Git Clone vs cp -R --> WTF?
I knew git was fast, and I even knew it was faster than a lot of plain linux local file operations. Still, this still blew me away:
rsanheim@ares:~/src/personal/oss $ du -hd 0 insoshi/
26M insoshi/
rsanheim@ares:~/src/personal/oss $ time git clone insoshi/ /tmp/insoshi
Initialize /tmp/insoshi/.git
Initialized empty Git repository in /private/tmp/insoshi/.git/
Checking out files: 100% (2193/2193), done.
real 0m3.826s
user 0m0.251s
sys 0m0.658s
rsanheim@ares:~/src/personal/oss $ time cp -R insoshi/ /tmp/insoshi_cp
real 0m9.065s
user 0m0.114s
sys 0m1.442s
Ok, so a 26 meg repo takes almost three times as long to copy via a recursive cp than a local git clone. Thats a fairly small repo, lets try something bigger:
rsanheim@ares:~/src/relevance $ du -hd 0 rails
75M rails
rsanheim@ares:~/src/relevance $ time git clone rails /tmp/rails2
Initialize /tmp/rails2/.git
Initialized empty Git repository in /private/tmp/rails2/.git/
real 0m2.321s
user 0m0.151s
sys 0m0.465s
rsanheim@ares:~/src/relevance $ time cp -R rails/ /tmp/rails
real 0m7.133s
user 0m0.067s
sys 0m1.505s
The rails repo at 75 megs is still ~ 3 times faster.

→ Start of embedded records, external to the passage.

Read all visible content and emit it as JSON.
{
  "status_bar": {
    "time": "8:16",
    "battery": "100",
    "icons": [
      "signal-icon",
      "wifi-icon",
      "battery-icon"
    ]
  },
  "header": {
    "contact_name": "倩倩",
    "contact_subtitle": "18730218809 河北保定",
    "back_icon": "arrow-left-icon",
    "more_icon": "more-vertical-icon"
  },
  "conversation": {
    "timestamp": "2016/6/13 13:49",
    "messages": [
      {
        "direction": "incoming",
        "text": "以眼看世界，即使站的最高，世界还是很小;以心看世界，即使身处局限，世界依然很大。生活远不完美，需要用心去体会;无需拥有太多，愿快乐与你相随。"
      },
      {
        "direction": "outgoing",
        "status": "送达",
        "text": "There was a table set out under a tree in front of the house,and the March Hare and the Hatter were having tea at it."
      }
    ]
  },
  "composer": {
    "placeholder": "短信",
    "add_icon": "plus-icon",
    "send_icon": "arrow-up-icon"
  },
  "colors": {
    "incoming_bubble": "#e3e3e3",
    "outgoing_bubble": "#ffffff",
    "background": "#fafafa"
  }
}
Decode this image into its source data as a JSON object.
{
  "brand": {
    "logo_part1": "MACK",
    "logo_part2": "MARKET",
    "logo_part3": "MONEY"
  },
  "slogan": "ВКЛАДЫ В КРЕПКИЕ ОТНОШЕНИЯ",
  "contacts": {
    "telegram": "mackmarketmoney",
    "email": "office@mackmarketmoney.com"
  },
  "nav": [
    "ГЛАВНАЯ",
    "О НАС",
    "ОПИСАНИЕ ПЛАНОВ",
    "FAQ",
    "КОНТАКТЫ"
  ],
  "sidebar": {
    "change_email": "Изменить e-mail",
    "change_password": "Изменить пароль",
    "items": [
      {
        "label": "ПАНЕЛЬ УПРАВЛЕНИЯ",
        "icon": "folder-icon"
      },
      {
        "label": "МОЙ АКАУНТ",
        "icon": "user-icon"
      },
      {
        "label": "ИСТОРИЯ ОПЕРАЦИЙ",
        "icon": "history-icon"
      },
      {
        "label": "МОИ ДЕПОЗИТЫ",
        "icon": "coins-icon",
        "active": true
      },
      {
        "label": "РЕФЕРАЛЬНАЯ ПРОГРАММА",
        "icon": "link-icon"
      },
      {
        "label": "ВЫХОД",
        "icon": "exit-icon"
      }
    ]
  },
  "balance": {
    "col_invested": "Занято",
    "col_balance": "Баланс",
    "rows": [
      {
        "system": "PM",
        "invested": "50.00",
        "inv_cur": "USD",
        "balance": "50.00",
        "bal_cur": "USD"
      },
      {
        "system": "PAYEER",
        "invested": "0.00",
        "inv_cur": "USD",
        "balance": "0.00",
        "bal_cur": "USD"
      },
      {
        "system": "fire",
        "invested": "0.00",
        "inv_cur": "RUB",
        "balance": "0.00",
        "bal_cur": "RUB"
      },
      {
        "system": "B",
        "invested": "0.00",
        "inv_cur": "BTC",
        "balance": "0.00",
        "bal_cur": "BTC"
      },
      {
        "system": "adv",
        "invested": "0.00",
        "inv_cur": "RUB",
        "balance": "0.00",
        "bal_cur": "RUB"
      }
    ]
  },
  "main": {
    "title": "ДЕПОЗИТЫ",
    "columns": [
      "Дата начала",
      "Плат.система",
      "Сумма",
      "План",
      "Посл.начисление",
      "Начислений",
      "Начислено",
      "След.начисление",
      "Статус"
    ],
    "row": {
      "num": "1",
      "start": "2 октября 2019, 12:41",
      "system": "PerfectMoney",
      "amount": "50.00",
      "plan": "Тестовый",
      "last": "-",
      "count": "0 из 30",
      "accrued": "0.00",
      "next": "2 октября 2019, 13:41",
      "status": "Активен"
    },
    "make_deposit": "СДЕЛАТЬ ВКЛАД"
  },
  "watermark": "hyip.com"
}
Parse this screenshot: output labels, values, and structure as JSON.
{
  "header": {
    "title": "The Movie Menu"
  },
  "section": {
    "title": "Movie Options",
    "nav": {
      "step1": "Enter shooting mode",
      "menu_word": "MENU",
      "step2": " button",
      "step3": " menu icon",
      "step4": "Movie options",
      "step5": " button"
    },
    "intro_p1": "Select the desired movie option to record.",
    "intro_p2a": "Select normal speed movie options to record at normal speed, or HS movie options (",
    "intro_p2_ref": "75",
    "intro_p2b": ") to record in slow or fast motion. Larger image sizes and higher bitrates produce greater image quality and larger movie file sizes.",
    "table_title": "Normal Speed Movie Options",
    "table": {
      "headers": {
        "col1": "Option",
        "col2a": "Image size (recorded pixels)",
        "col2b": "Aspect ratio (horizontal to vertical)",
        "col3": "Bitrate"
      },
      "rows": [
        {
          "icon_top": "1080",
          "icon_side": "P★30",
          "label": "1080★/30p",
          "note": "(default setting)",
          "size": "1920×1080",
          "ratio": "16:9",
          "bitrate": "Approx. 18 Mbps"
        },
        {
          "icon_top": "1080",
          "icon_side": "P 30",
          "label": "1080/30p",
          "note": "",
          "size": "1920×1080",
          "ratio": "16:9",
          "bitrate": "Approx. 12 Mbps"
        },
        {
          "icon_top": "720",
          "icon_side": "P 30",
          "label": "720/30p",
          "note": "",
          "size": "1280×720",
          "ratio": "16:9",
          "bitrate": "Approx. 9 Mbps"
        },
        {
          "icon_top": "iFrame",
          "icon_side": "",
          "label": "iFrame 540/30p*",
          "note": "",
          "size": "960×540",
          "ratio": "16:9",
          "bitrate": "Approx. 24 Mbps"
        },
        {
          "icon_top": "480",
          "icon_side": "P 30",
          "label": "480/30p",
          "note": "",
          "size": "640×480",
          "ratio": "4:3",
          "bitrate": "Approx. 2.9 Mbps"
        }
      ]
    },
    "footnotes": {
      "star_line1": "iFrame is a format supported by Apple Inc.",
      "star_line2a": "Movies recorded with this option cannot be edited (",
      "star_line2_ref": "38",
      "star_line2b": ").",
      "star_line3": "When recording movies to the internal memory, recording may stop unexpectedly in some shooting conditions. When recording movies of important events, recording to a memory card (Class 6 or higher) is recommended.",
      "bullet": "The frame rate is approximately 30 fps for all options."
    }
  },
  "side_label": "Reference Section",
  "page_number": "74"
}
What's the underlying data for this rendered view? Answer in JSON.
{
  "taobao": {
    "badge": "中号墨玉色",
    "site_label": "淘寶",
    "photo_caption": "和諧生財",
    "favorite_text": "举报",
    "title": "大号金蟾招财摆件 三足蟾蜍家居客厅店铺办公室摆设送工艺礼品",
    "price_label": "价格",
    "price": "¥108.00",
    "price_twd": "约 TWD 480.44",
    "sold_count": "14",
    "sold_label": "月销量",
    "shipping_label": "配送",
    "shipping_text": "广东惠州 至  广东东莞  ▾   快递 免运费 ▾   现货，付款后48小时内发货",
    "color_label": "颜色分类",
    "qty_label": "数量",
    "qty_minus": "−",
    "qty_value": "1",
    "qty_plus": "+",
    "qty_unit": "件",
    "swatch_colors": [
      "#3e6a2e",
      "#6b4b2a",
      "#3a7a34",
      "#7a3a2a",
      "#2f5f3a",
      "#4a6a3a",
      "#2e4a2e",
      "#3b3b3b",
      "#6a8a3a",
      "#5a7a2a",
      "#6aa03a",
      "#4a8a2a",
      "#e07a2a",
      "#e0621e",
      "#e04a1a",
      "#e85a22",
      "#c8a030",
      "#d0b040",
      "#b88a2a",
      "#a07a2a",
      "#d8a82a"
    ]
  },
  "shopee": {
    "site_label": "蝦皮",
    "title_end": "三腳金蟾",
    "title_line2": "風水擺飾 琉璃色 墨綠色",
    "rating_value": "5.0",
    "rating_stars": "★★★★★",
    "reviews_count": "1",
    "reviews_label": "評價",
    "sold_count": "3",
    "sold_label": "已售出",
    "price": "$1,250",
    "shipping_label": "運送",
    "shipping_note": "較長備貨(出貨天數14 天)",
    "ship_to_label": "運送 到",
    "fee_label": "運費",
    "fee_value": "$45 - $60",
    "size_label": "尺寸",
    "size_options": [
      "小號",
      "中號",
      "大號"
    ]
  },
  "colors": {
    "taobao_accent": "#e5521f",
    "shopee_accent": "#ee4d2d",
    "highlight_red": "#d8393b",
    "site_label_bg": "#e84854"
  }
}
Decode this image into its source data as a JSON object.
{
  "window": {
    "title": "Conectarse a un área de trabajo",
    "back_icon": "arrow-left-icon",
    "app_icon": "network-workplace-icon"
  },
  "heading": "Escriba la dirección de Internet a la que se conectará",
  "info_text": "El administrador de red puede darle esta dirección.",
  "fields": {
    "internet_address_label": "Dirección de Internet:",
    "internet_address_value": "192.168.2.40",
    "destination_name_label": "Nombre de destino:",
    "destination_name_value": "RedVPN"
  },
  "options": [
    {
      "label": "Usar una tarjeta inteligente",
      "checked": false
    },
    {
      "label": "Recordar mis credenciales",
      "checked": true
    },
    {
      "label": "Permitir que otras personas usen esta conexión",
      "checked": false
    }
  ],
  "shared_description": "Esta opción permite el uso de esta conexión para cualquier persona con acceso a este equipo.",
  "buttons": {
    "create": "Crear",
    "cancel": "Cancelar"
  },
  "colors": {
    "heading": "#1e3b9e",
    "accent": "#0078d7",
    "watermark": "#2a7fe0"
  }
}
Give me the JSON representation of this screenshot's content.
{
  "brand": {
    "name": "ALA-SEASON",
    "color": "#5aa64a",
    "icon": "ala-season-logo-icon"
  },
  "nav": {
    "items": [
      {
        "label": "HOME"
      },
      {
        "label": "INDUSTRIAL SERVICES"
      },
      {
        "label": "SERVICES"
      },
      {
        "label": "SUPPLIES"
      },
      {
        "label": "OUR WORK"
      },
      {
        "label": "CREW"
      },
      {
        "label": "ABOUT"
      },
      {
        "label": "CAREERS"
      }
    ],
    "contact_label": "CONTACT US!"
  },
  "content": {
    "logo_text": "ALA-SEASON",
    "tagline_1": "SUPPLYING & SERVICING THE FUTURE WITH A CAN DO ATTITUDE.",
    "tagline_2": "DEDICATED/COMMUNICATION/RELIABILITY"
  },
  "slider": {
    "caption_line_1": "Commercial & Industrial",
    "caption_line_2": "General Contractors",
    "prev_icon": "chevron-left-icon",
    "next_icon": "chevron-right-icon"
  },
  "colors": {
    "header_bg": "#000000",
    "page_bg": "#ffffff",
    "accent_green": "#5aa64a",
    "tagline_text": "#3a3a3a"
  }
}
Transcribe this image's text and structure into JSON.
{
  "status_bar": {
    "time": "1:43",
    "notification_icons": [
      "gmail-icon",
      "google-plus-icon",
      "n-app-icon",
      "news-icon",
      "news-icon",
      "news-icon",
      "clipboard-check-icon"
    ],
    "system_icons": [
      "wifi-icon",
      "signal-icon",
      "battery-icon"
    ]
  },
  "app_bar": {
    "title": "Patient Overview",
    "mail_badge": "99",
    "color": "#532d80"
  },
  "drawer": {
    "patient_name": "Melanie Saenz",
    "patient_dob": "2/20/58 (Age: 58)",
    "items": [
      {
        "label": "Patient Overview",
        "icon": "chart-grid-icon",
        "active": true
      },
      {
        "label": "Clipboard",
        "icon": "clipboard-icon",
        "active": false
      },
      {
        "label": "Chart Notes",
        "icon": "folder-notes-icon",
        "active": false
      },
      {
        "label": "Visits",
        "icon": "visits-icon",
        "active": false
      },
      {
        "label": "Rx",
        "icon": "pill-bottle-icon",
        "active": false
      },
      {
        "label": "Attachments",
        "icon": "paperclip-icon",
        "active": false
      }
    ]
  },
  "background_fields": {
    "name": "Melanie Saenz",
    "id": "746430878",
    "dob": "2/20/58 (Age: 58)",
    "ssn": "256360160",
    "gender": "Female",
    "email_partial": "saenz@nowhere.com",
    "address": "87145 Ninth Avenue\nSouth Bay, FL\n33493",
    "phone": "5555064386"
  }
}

Obviously, this is not scientific at all, but the point is pretty clear. Git is doing some magic that lets it move files around locally 2 to 3 times faster than a plain copy. From looking at the man page, I would guess it has something to do with git using hardlinks for things in .git/objects when cloning locally. My linux fu falls down a bit here – what are the ramifications of using hard links versus doing a “real” copy?
(This also makes me want to try out gitbak even more…)